Announcing Summer 2014 Workshops!

I’m not supposed to have favorites, but I do.

We have just returned from an incredible two-week workshop to South India to study education and educational reform initiatives in three states: Karnataka, Kerala, and Tamil Nadu. We traveled from bustling, entrepreneurial Bangalore to the charming old city of Fort Kochi, then up into the cloud-soaked mountains of Kerala before descending into Tamil Nadu, to the hectic bustle of the old city of Madurai. We visited schools and NGOs: we met hundreds of students, and at one school even participated in the opening ceremonies.

We were a small group:

Five students from the northeast, then myself and Adam. In our exposure to life in South India, we tried almost everything: we sampled different foods, and learned to eat with our hands; we practiced bargaining in the bazaars; we visited temples and churches and museums; we dipped our feet in the Indian Ocean and walked out into the gorgeous misty tea-fields of the south. We tried on Indian clothes, we listened to hours of Tamil film songs and caught up on the latest pop music—and at each step in our journey, we made friends.

I love traveling to India with new groups.

I forget how many things you notice when you first immerse yourself in a new culture.  How often do we have the chance to step entirely outside of our comfort zone?

In Bangalore, we had the opportunity to visit a rural primary school south of the city. The Sikshana Foundation, which uses low cost interventions (teacher training, frequent support visits, community involvement) to dramatically improve performance in public schools, brought us to one of their higher performing rural schools. Our group stood in a semicircle inside one of the classrooms, as the fifth grade class stood on their chairs to sing us one of the English songs they’d learned. The song was difficult to understand—the students may not have understood all of the individual words they shared with us. Was this a ‘good’ school? The teachers were present, attentive, eager. The students were neatly dressed; some wore badges that proudly proclaimed their proficiency at a given subject. When we asked the kids what they wanted to be when they grew up, many had high hopes: we had met with a class of future engineers, presidents, and doctors—as well as teachers, principals, farmers. The transition from the tiny dirt lanes of the village, with thatch roofs and racks of silkworms, spinning in the afternoon sun to the jammed intersections and high-rises of Bangalore was shocking.

Kanakapura, Karnataka

A few days later, we saw a different type of excellence, when we visited the Choice School in Ernakulum (Kochi). This elite, high-performing private school is modeled on the best private schools in the US, and the quality of instruction shows. When we visited classrooms here, we had the opportunity to mingle. Our students found so much in common with their counterparts at the Choice School I think it surprised everyone.

Choice School, Kochi, Kerala

After our visit to the Choice School, we stopped in Munnar for two days at a yoga retreat in the mountains, before heading down into the heat and relative chaos of Tamil Nadu. We left Munnar soon after breakfast, with plenty of time to reach Madurai and check into our hotel. However, delays on the road had us reaching Madurai much later than anticipated. We decided to head directly to Vidiyal, an organization that works with children in Madurai. (Read our earlier post about Vidiyal here.)

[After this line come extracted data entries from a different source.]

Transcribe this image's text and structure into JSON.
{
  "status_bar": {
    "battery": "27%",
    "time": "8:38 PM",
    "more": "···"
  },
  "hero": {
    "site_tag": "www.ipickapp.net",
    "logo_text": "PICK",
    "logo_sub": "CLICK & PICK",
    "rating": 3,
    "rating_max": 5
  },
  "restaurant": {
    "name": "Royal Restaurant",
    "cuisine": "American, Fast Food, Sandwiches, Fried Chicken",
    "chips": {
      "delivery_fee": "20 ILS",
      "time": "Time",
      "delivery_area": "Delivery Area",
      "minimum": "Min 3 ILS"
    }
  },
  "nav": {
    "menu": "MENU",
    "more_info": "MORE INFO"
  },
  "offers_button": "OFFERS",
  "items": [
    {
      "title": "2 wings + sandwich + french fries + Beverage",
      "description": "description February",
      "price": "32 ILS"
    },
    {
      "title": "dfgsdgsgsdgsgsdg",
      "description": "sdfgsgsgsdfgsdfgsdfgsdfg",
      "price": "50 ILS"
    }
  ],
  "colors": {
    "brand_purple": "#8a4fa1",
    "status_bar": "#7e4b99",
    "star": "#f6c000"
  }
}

My favorite moment of the trip was neither orchestrated nor anticipated.

We’d arrived at Vidiyal tired and cranky from a long car trip, but something incredible happened while we were there. We got to work with a group of 10 students who were the same age as our group (15-16). The Vidiyal kids had very limited English, and our first afternoon there we were short on translators. We played a number of group games, in anticipation of the collaborative teaching project we would start the following day. The games were a hit, and we were also able to lead several productive group discussions about the quality of the schools the Vidiyal kids attended.

We were meeting at the main Vidiyal drop-in center. As it got dark, the vehicle horns and traffic noise pushed in on us. It was getting late, and we had been traveling all day. Navigating a language barrier can be exhausting—so Adam and I wrapped up the formal discussions, and thanked the Vidiyal staff who had been working with us, and we got ready to head home for the day.

The second we turned away from our group, they couldn’t stop talking. It didn’t matter that the Vidiyal children’s names seemed nearly unpronounceable to us. It didn’t matter that there were no translators. Everyone forgot how tired they were, or that it was still ninety degrees though the sun had set.  The kids were chatting and joking and teasing and giving each other nicknames and finding a thousand commonalities, all at once.

A trip is composed of thousands of moments, and as a leader I know I’m not supposed to choose favorites. But that single moment, under the flickering fluorescent lights on the Vidiyal roof, when these two group of kids who could not be more different, who didn’t even have a language in common, were yacking away as though there could not be anything more important in the entire world—I’ll carry that one with me for a long time yet.